Despite these promising pilot studies, perfusion imaging has not led to major breakthroughs in clinical research protocols. DIAS-2, a phase III double-blind randomized-controlled study, which selected patients based on either a PWI/DWI mismatch or a CTP mismatch, did not demonstrate improved clinical outcomes in patients treated with desmoteplase. Future trials are thus needed to better define the role of perfusion imaging in the selection of acute stroke patients for therapies aimed at restoring blood flow. Results of EPITHET, an Australian double-blind placebo-controlled trial of intravenous tPA administered in the three to six hour time-window, will help achieve this goal. MRIs were obtained prior to and three to five days following tPA administration in EPITHET. Results of this study will be presented at the February 2008 AHA Stroke meeting in New Orleans. Results of MR-RESCUE—an ongoing placebo controlled-trial of mechanical thrombectomy in patients selected based on PWI/DWI mismatch—will provide further evidence of the utility or futility of perfusion imaging in acute stroke.

Summary

Perfusion imaging has great promise in selecting patients for acute stroke treatment. However, before it is ready for prime time, the benefit of perfusion imaging needs to be demonstrated in an acute stroke trial.
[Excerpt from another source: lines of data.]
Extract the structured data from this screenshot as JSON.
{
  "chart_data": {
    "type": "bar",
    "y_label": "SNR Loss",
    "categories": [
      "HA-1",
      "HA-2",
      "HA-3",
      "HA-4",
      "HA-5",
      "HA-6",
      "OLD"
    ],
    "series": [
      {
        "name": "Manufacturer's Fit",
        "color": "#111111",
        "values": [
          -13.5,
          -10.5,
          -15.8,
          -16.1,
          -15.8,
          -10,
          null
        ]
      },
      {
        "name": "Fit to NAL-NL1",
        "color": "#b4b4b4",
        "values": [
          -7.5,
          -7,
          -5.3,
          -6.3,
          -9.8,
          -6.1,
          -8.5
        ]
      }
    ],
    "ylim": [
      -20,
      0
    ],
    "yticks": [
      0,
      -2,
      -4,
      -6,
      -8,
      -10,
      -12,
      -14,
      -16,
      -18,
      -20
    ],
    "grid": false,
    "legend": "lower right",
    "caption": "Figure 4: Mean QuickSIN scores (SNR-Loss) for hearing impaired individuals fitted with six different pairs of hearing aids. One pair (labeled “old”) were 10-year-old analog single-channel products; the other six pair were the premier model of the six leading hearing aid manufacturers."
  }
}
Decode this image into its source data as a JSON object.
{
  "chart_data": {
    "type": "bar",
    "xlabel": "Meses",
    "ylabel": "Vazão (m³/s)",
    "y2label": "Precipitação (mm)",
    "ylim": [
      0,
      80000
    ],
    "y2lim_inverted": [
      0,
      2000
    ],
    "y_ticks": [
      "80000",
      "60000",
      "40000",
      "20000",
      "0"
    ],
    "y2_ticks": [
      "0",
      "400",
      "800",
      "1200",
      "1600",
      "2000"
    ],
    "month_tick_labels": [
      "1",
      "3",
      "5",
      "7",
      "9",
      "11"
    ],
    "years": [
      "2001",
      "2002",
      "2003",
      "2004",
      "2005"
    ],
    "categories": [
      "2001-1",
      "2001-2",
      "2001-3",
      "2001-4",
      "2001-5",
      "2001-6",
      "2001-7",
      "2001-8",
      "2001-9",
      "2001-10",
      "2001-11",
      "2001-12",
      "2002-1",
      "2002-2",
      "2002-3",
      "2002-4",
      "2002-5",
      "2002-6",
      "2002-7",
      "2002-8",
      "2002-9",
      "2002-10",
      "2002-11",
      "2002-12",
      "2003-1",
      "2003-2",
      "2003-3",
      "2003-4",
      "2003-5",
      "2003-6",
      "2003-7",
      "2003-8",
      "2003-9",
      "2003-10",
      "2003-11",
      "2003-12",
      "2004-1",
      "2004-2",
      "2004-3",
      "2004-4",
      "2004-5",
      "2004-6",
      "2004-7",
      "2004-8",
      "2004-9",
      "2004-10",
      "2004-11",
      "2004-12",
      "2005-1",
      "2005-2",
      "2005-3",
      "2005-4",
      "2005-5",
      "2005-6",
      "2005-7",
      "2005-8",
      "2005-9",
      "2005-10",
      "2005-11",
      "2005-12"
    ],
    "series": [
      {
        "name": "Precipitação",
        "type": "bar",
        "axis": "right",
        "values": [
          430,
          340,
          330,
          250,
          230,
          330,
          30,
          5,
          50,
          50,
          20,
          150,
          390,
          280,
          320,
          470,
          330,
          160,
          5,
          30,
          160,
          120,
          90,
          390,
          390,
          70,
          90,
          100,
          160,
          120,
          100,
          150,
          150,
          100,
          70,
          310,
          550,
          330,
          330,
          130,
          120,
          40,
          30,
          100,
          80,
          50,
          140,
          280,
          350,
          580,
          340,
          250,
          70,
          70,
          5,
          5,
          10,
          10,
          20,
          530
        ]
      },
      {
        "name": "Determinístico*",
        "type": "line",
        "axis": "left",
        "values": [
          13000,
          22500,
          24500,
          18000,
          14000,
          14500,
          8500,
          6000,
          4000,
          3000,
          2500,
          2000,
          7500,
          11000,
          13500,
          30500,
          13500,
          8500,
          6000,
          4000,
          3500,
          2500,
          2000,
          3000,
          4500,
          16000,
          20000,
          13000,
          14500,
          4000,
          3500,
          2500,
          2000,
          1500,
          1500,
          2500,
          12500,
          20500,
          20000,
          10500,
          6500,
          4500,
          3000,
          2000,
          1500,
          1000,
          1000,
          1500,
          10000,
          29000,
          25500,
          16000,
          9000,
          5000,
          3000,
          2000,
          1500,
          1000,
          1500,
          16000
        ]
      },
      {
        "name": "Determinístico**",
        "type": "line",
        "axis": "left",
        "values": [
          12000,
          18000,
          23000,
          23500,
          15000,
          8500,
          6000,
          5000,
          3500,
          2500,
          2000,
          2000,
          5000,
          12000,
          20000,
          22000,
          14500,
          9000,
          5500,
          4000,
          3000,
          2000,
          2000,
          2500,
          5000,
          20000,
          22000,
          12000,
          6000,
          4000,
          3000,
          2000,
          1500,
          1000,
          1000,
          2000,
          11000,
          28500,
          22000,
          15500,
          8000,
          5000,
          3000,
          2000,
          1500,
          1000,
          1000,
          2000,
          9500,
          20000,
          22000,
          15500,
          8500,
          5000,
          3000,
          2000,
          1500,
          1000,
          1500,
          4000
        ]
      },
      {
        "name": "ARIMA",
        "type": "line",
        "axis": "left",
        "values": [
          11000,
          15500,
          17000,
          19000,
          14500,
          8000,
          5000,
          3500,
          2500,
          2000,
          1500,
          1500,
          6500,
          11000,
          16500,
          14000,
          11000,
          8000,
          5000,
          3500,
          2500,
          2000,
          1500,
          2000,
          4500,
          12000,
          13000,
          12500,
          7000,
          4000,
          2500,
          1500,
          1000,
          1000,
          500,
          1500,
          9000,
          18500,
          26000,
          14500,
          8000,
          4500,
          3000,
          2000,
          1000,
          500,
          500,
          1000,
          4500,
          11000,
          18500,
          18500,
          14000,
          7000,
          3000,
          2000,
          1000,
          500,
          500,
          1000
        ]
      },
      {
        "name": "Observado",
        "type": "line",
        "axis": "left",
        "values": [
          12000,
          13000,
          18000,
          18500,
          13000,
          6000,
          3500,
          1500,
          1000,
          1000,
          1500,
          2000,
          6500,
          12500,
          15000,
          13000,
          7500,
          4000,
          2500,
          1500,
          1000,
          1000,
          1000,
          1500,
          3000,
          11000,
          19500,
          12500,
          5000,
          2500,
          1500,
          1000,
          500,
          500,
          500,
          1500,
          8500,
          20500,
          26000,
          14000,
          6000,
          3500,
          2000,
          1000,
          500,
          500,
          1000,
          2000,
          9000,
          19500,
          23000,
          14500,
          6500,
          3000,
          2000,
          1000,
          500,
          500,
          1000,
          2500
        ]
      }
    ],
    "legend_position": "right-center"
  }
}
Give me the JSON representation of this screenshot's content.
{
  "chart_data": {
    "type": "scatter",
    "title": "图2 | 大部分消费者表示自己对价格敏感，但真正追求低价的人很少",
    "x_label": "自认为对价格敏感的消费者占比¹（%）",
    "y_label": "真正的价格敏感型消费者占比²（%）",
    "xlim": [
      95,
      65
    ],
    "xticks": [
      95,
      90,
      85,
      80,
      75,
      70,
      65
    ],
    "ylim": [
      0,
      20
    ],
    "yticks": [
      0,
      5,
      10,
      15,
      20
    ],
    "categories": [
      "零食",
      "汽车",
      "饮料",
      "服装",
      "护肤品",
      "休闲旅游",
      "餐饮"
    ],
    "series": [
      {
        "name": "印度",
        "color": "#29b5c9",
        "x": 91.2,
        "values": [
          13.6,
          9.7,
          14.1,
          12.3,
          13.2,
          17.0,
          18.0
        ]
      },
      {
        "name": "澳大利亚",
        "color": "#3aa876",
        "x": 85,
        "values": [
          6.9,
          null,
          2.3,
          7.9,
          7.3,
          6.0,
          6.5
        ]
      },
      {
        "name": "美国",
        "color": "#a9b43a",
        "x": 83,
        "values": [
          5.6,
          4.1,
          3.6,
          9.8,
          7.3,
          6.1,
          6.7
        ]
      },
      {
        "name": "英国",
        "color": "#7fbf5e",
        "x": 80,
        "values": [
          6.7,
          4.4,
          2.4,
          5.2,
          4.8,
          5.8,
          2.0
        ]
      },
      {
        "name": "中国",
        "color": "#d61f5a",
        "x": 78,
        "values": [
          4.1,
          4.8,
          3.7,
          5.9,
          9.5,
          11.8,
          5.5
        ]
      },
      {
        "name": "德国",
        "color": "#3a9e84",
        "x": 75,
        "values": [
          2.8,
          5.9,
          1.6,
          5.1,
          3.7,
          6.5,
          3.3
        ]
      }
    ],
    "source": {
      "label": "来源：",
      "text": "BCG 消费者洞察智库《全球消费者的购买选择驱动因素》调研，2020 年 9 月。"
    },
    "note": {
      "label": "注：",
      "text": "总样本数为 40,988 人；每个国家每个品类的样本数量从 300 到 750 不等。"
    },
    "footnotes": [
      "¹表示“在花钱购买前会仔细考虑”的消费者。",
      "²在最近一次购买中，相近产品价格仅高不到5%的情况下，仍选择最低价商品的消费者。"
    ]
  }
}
Detailed reviews of acute stroke perfusion imaging:
Kohrmann M, Juttler E, Huttner HB, Nowe T, Schellinger PD. Acute stroke imaging for thrombolytic therapy--an update. Cerebrovascular diseases. 2007;24:161-169 Muir KW, Buchan A, von Kummer R, Rother J, Baron J-C. Imaging of acute stroke. The Lancet Neurology. 2006;5:755-768

Author Disclosure

Disclosure: Dr. Lansberg has received personal compensation to attend an advisory meeting for Nuvelo, maker of alfimeprase. He has served as an expert witness for medical legal reviews regarding stroke cases. He has received research support from the National Institute of Neurological Disorders and Stroke (K23 career development award) and an internal Stanford University grant (Bio-X).